For a deeper dive into IaC tools, check out AprilYoho blog post
CI/CD & Other Orchestration Options
As you scale up, even the forementioned automation tools, while useful on their own, may require stitching together with other tools in the ecosystem.
Before I go into detail here, you need to understand the personas of people requesting IT services.
Traditional and DevOps Users.
Traditional Users are typically consuming IT services in a Shared Services model. i.e. They haven’t adopted DevOps workflow principles and are used to requesting something from IT, and then deploying their software on it. Perhaps they only do one deployment a year and the workloads are steady state. In many cases, they want to simply deploy a COTS (Commerical of the Shelf) application on top supplied and managed by a vendor, but they need it on a VM connected to your Enterprise network as it needs to access other systems. These Traditional or Share Service consumers need to be accounted for.
DevOps people have API, Scripting, CI/CD experience don’t want the slowdown of having to put a request in and then waiting. They are eager to consume services via an API and often will be leveraging tools like Azure DevOps to form a complete release cycle. These users also need to be accounted for.
So how do we provide services to each at scale?
Shared Services:
Consider the requestors for Shared Services, who are choosing their VMs based on size, disk, network location etc. They may still require items to be filled out such as Change Control (ServiceNow, Cherwell etc.) and other 3rd party security requirements that need to happen after the VM is deployed. Our goal is to get IT out of the way and automate this end to end. This means if they have required tagging, we automatically create these tags for them based on a series of business questions.
Options:
Leverage a combination of these tools to run a script based on a series of inputs which will then automate the downstream deployment of the ARM template, as well as any other 3rd party systems. Azure DevOps can be used outside of the release cycle here, as an orchestrator for your deployments where you have pre-canned workflows that create VMs based on a set of criteria
Example:
You want to create an automated workflow that generates the name and tags, deploys the VM, and then runs a security scan with Qualys, before finally closing out a change record
We will cover this in more detail in a future post, but customers who automate these steps end to end see reduced errors, improved speed, and a better experience for requestors all around.
- DevOps Users
We can’t end off without going back to talk about our DevOps users. They want to deploy their VMs (or containers and other platforms) leveraging their pipelines. Leveraging GitOps flows they will define their entire stacks as code, from the application down to the infrastructure and we also need to assist them in a way that doesn’t slow them down. In talking with customers, many will shift their attention to instead provide sets of modules/code with standards applied that meets the governance policies of the organization. Combine these with code inspection techniques and Azure policy to ensure workloads are deployed which are compliant but can be deployed as needed.

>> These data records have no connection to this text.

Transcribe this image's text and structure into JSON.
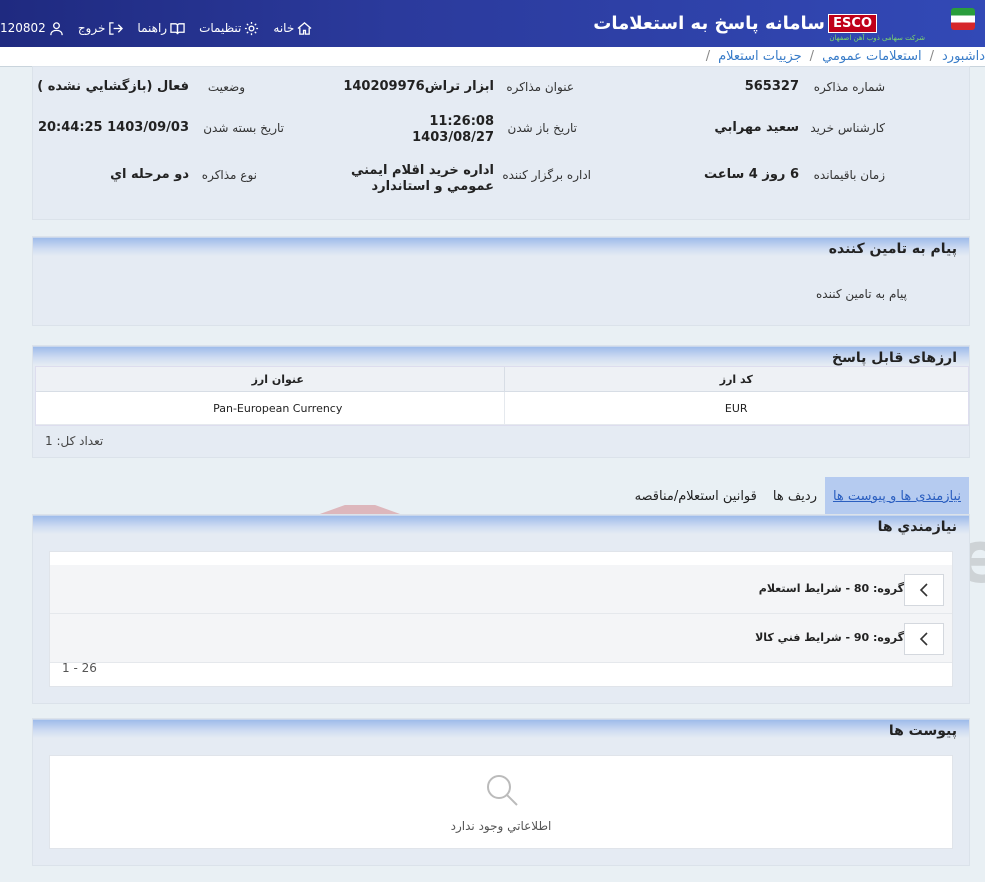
{
  "header": {
    "app_title": "سامانه پاسخ به استعلامات",
    "brand": "ESCO",
    "brand_sub": "شرکت سهامی ذوب آهن اصفهان",
    "nav": {
      "home": "خانه",
      "settings": "تنظیمات",
      "guide": "راهنما",
      "logout": "خروج",
      "user_id": "120802"
    }
  },
  "breadcrumb": [
    "داشبورد",
    "استعلامات عمومي",
    "جزييات استعلام"
  ],
  "info": {
    "negotiation_number_label": "شماره مذاکره",
    "negotiation_number": "565327",
    "negotiation_title_label": "عنوان مذاکره",
    "negotiation_title": "ابزار تراش140209976",
    "status_label": "وضعیت",
    "status": "فعال (بازگشايي نشده )",
    "purchase_expert_label": "كارشناس خريد",
    "purchase_expert": "سعيد مهرابي",
    "opening_date_label": "تاريخ باز شدن",
    "opening_time": "11:26:08",
    "opening_date": "1403/08/27",
    "closing_date_label": "تاريخ بسته شدن",
    "closing_date": "1403/09/03 20:44:25",
    "remaining_label": "زمان باقيمانده",
    "remaining": "6 روز 4 ساعت",
    "organizer_label": "اداره برگزار كننده",
    "organizer_line1": "اداره خريد اقلام ايمني",
    "organizer_line2": "عمومي و استاندارد",
    "type_label": "نوع مذاكره",
    "type": "دو مرحله اي"
  },
  "message": {
    "title": "پیام به تامین کننده",
    "body": "پيام به تامين كننده"
  },
  "currencies": {
    "title": "ارزهای قابل پاسخ",
    "columns": [
      "كد ارز",
      "عنوان ارز"
    ],
    "rows": [
      [
        "EUR",
        "Pan-European Currency"
      ]
    ],
    "count_label": "تعداد كل: 1"
  },
  "tabs": [
    "نیازمندی ها و پیوست ها",
    "رديف ها",
    "قوانين استعلام/مناقصه"
  ],
  "needs": {
    "title": "نیازمندي ها",
    "groups": [
      "گروه: 80 - شرايط استعلام",
      "گروه: 90 - شرايط فني كالا"
    ],
    "pager": "1 - 26"
  },
  "attachments": {
    "title": "پیوست ها",
    "empty": "اطلاعاتي وجود ندارد"
  },
  "watermark": "AriaTender.neT",
  "colors": {
    "header_bg": "#2b3a9c",
    "accent_link": "#3a7dc9",
    "card_bg": "#e5ebf3",
    "card_head": "#9ebcea"
  }
}
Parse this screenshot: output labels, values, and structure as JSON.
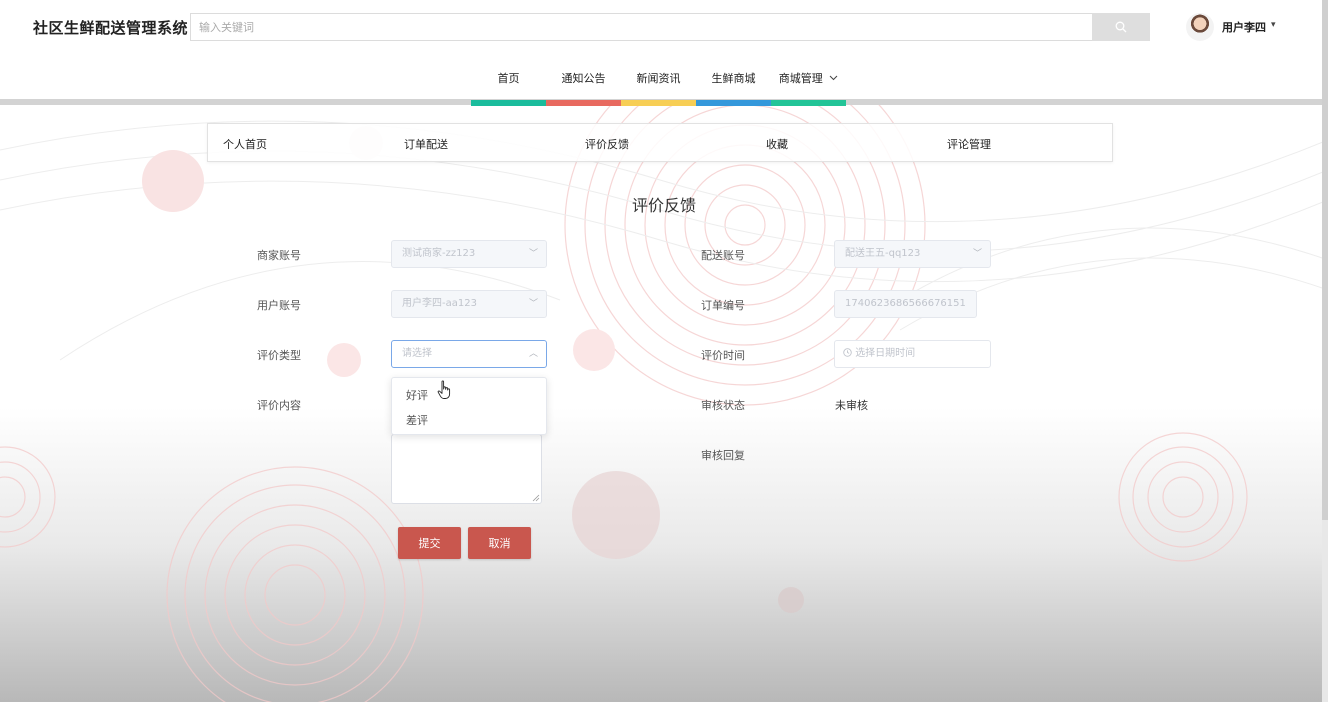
{
  "header": {
    "site_title": "社区生鲜配送管理系统",
    "search_placeholder": "输入关键词",
    "username": "用户李四",
    "user_caret": "▾"
  },
  "nav": {
    "items": [
      {
        "label": "首页",
        "color": "#1abc9c"
      },
      {
        "label": "通知公告",
        "color": "#e8695f"
      },
      {
        "label": "新闻资讯",
        "color": "#f7ce55"
      },
      {
        "label": "生鲜商城",
        "color": "#3498db"
      },
      {
        "label": "商城管理",
        "color": "#22c497"
      }
    ]
  },
  "tabs": [
    "个人首页",
    "订单配送",
    "评价反馈",
    "收藏",
    "评论管理"
  ],
  "page_title": "评价反馈",
  "form": {
    "merchant_label": "商家账号",
    "merchant_value": "测试商家-zz123",
    "courier_label": "配送账号",
    "courier_value": "配送王五-qq123",
    "user_label": "用户账号",
    "user_value": "用户李四-aa123",
    "order_label": "订单编号",
    "order_value": "1740623686566676151",
    "type_label": "评价类型",
    "type_placeholder": "请选择",
    "time_label": "评价时间",
    "time_placeholder": "选择日期时间",
    "content_label": "评价内容",
    "status_label": "审核状态",
    "status_value": "未审核",
    "reply_label": "审核回复",
    "type_options": [
      "好评",
      "差评"
    ],
    "submit_label": "提交",
    "cancel_label": "取消"
  },
  "colors": {
    "accent": "#c9574e",
    "focus_border": "#7aa8e8"
  }
}
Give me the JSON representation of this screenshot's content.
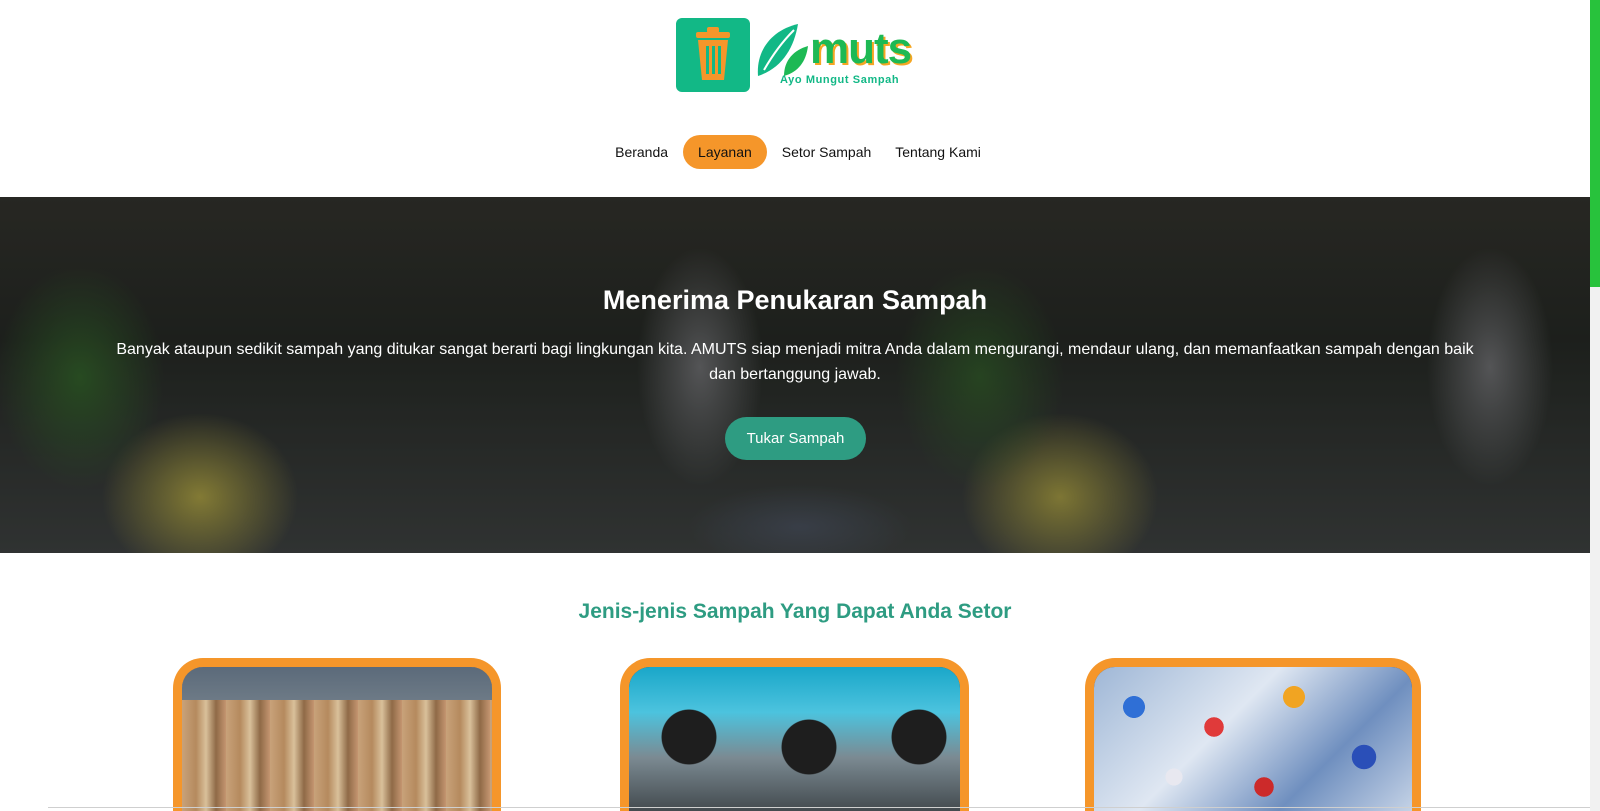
{
  "brand": {
    "name": "muts",
    "tagline": "Ayo Mungut Sampah",
    "colors": {
      "primary": "#12b886",
      "accent": "#f5962a",
      "button": "#2e9c82"
    },
    "icons": {
      "logo_box": "trash-bin-icon",
      "logo_leaf": "leaf-icon"
    }
  },
  "nav": {
    "items": [
      {
        "label": "Beranda",
        "active": false
      },
      {
        "label": "Layanan",
        "active": true
      },
      {
        "label": "Setor Sampah",
        "active": false
      },
      {
        "label": "Tentang Kami",
        "active": false
      }
    ]
  },
  "hero": {
    "title": "Menerima Penukaran Sampah",
    "description": "Banyak ataupun sedikit sampah yang ditukar sangat berarti bagi lingkungan kita. AMUTS siap menjadi mitra Anda dalam mengurangi, mendaur ulang, dan memanfaatkan sampah dengan baik dan bertanggung jawab.",
    "button_label": "Tukar Sampah"
  },
  "section": {
    "title": "Jenis-jenis Sampah Yang Dapat Anda Setor"
  }
}
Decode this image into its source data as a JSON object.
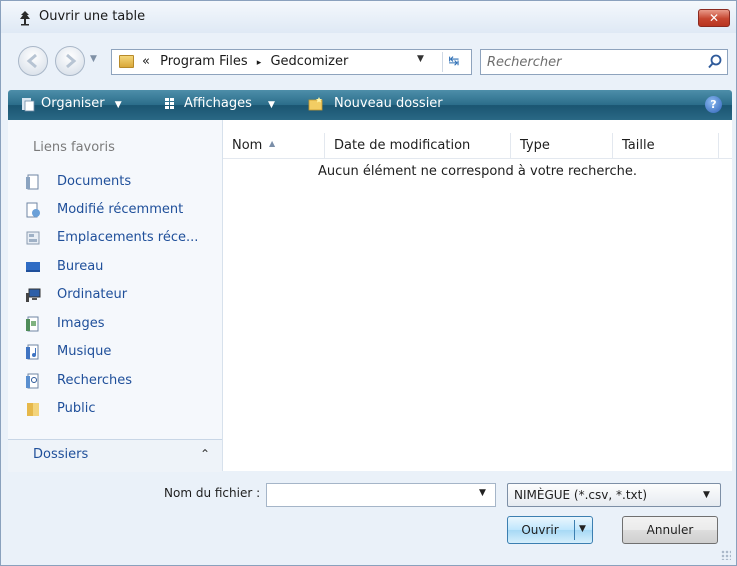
{
  "window": {
    "title": "Ouvrir une table",
    "close_label": "✕"
  },
  "nav": {
    "breadcrumb_prefix": "«",
    "breadcrumbs": [
      "Program Files",
      "Gedcomizer"
    ],
    "breadcrumb_separator": "▸",
    "search_placeholder": "Rechercher"
  },
  "toolbar": {
    "organiser": "Organiser",
    "affichages": "Affichages",
    "nouveau_dossier": "Nouveau dossier",
    "dropdown_glyph": "▼",
    "help_glyph": "?"
  },
  "sidebar": {
    "favorites_header": "Liens favoris",
    "items": [
      {
        "label": "Documents",
        "icon": "documents-icon"
      },
      {
        "label": "Modifié récemment",
        "icon": "recent-icon"
      },
      {
        "label": "Emplacements réce...",
        "icon": "recent-places-icon"
      },
      {
        "label": "Bureau",
        "icon": "desktop-icon"
      },
      {
        "label": "Ordinateur",
        "icon": "computer-icon"
      },
      {
        "label": "Images",
        "icon": "images-icon"
      },
      {
        "label": "Musique",
        "icon": "music-icon"
      },
      {
        "label": "Recherches",
        "icon": "searches-icon"
      },
      {
        "label": "Public",
        "icon": "public-folder-icon"
      }
    ],
    "folders_label": "Dossiers",
    "folders_chevron": "⌃"
  },
  "file_list": {
    "columns": [
      "Nom",
      "Date de modification",
      "Type",
      "Taille"
    ],
    "empty_message": "Aucun élément ne correspond à votre recherche."
  },
  "footer": {
    "filename_label": "Nom du fichier :",
    "filename_value": "",
    "filetype_value": "NIMÈGUE (*.csv, *.txt)",
    "open_label": "Ouvrir",
    "cancel_label": "Annuler"
  },
  "colors": {
    "toolbar": "#2b6d8a",
    "link": "#1f4f9a",
    "close": "#c6452f"
  }
}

- Stitch these both together!
What if you have a development team that wants the complete automated workflow you built with integrated security etc. The answer, have their Azure DevOps Pipeline call the Infrastructure pipeline. As long as they pass the correct variables in and hit the Azure DevOps pipeline via API, the entire service can be deployed.
- Service Catalog Option
Last but certainly not least, once you reach a point of maturity and have multiple workflows available. Publish these into a catalog and present to the business via forms or via API. Let them decide the way they want to consume, but now they meet the standards required to manage your environment at scale.
NEXT: In the next post, I will dive a little deeper into automating management and how you can leverage tags, Azure policy etc. in more detail to get a handle on your environment.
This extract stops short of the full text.